Bucci (1996) oferece algumas pistas sobre o funcionamento da televisão e apresenta cinco constantes que ajudam a compreender o sucesso alcançado pela TV no Brasil. Retomo três dessas constantes, que dialogam diretamente com este estudo: na primeira, afirma o autor, “a televisão reproduz a exclusão social e o preconceito de classe à medida que o integra” (BUCCI, 1996, p.32). A regra é simples: a TV mostra o Brasil integrado por meio de uma redução idealizada, um país cujas contradições e tensões são imediatamente equacionadas. Para isso, é preciso silenciar os socialmente excluídos – negros, miseráveis, feios e opositores – que, quando aparecem, são apresentadas de forma estereotipada, dando vazão a preconceitos. À lista apresentada por Bucci (1996), acrescentaria outras formas de exclusão decorrentes de preconceitos relacionados a gênero, geração e orientação sexual, representados por mulheres solteiras, velhos, homossexuais, lésbicas, bissexuais, travestis, transexuais, ambíguos, entre tantos outros.

A segunda constante se refere ao papel transgressor da mídia televisiva “à necessidade da televisão de transgredir os próprios limites” (BUCCI, 1996, p.34), mantendo seu público fiel por meio da apresentação de novidades, e é no campo dos costumes que faz isso de forma mais eficiente. Ao lidar com temas considerados tabus, a TV traz à cena um cardápio aparentemente inovador e polêmico: o que choca o telespectador é o que o fascina. Para Bucci (1996, p.34),

A TV brasileira estará sempre tangenciando os tabus, onde quer que eles estejam. Seja porque o espaço público tende a crescer, seja porque a imbricação entre ele e o espaço privado tende a aumentar, seja porque ele se espraia, devorando privacidades e gerando novas esferas de intimidade, seja porque precisa englobar tudo isso, a TV depende de ir sempre além. O seu oxigênio vem de espaços virgens. Espaços já conquistados são espaços estéreis. Quando não encontra, ela fabrica novos espaços virgens.

Na terceira constante – forma de funcionamento – Bucci (1996, p.31) aponta que, para ter sucesso, “as novelas precisam propor uma síntese do Brasil”, associando sua percepção de país vivida cotidianamente e o que é apresentado

pela TV. De acordo com Bucci (1996, p.32), é na novela das oito que essa síntese tem de se mostrar mais acurada:

O novelão das oito (o núcleo, o horário nobre) é obrigado a trazer ao público uma reelaboração estética do próprio país e de suas tensões presentes. Não há escapatória. O novelão das oito trabalha com tramas fictícias, por certo, mas alimentando-as, movendo-as estão as tensões reais vividas pelo telespectador. O diálogo entre a realidade do cidadão e o enredo imaginário sugerido pela novela produz obras que comportam vários níveis de entendimento – e de eficiência. É ingenuidade supor que novelas não passem de roteirinhos à toa. Há nelas, obrigatoriamente, uma complexidade que apenas se apresenta superficial. Sem essa complexidade (que constitui o âmago da difícil arte do novelista), ela deixa de atrair o público.

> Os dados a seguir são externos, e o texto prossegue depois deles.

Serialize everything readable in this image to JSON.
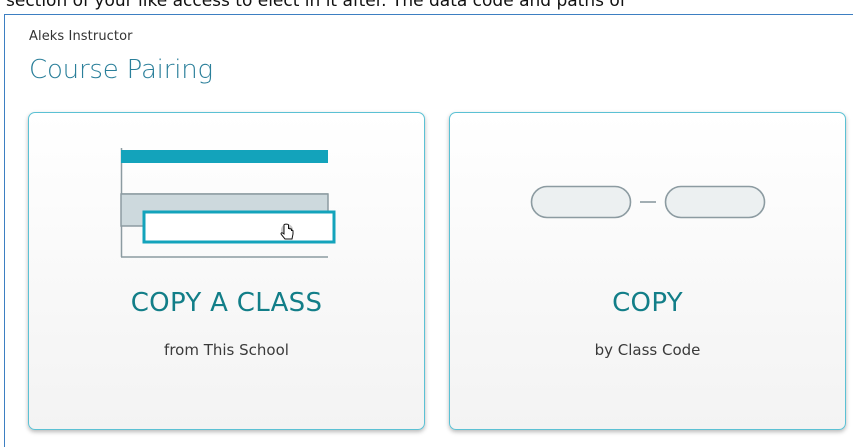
{
  "window": {
    "cut_text": "section of your like access to elect in it after. The data code and paths of"
  },
  "header": {
    "eyebrow": "Aleks Instructor",
    "title": "Course Pairing"
  },
  "cards": [
    {
      "title": "COPY A CLASS",
      "subtitle": "from This School",
      "icon": "class-list-icon"
    },
    {
      "title": "COPY",
      "subtitle": "by Class Code",
      "icon": "class-code-icon"
    }
  ],
  "colors": {
    "accent": "#13a3bb",
    "title_teal": "#127e88",
    "card_border": "#5bc1d4",
    "frame_border": "#3d7fc2"
  }
}
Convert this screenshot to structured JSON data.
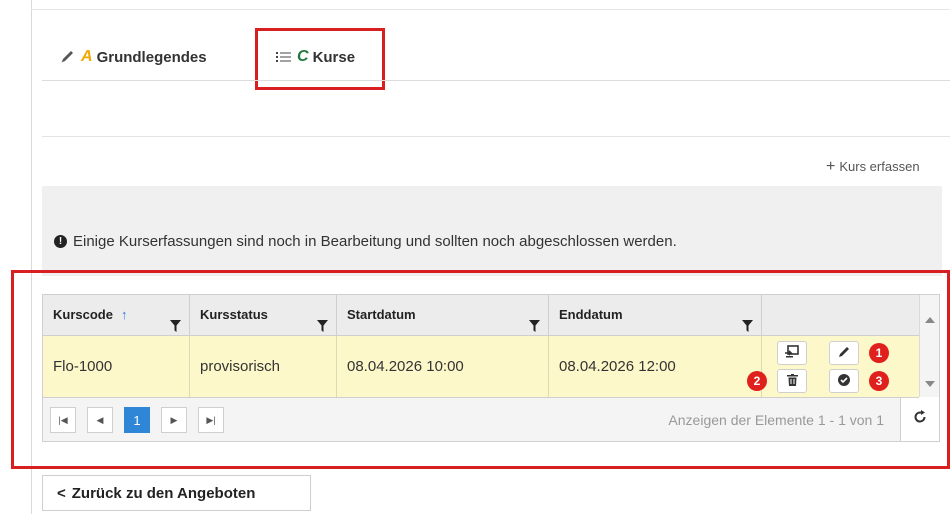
{
  "tabs": {
    "basics": {
      "letter": "A",
      "label": "Grundlegendes"
    },
    "courses": {
      "letter": "C",
      "label": "Kurse"
    }
  },
  "add_course": {
    "label": "Kurs erfassen"
  },
  "alert": {
    "text": "Einige Kurserfassungen sind noch in Bearbeitung und sollten noch abgeschlossen werden."
  },
  "grid": {
    "columns": [
      "Kurscode",
      "Kursstatus",
      "Startdatum",
      "Enddatum"
    ],
    "sort_indicator": "↑",
    "rows": [
      {
        "code": "Flo-1000",
        "status": "provisorisch",
        "start": "08.04.2026 10:00",
        "end": "08.04.2026 12:00"
      }
    ],
    "action_badges": [
      "1",
      "2",
      "3"
    ],
    "row_highlight_color": "#fdf8c9"
  },
  "pager": {
    "current_page": "1",
    "info": "Anzeigen der Elemente 1 - 1 von 1",
    "active_color": "#2f86d6"
  },
  "back_button": {
    "label": "Zurück zu den Angeboten"
  },
  "highlight_color": "#d82020"
}
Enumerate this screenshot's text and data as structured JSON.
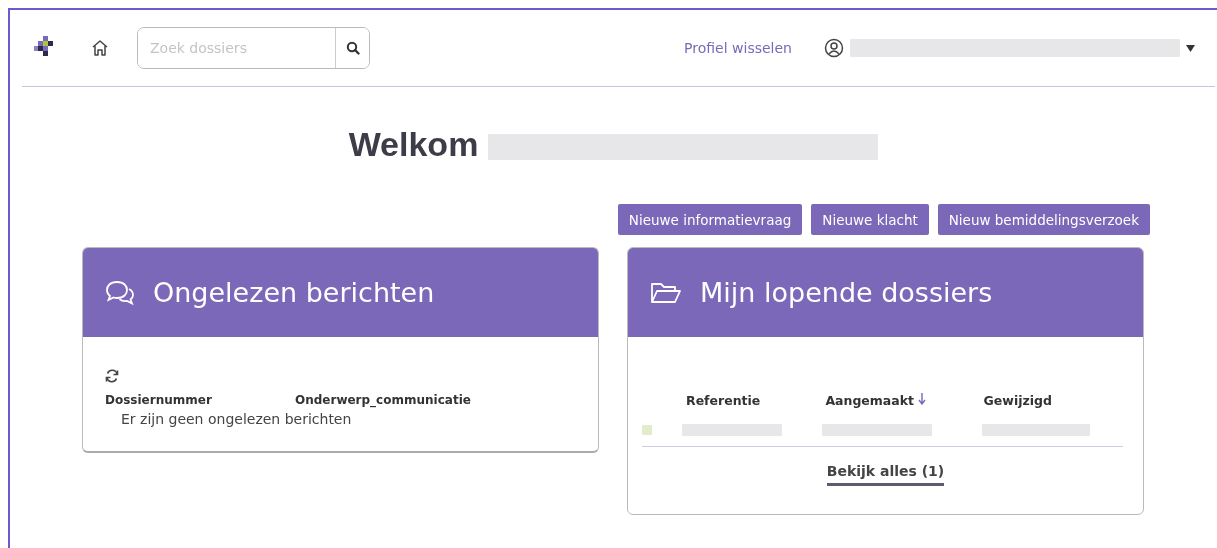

Essas três constantes foram estrategicamente utilizadas por Aguinaldo Silva, autor da novela Senhora do Destino (2004-2005) para introduzir o tema da lesbianidade no horário nobre da TV brasileira. Neste caso, a inclusão dessa temática contempla a necessidade de explorar assuntos pouco abordados no vídeo, embora sintonizados com as rápidas mudanças nos costumes e na intimidade, sem, no entanto, realizar um processo de desestabilização de valores.

Lembro que, entre os programas veiculados pela TV, a telenovela se tornou um de seus carros-chefe de maior sucesso e rentabilidade e é um dos grandes responsáveis pela mobilização da audiência nacional em termos de informação e formação de opinião pública, portanto, um contexto muito favorável para vender produtos e disseminar idéias.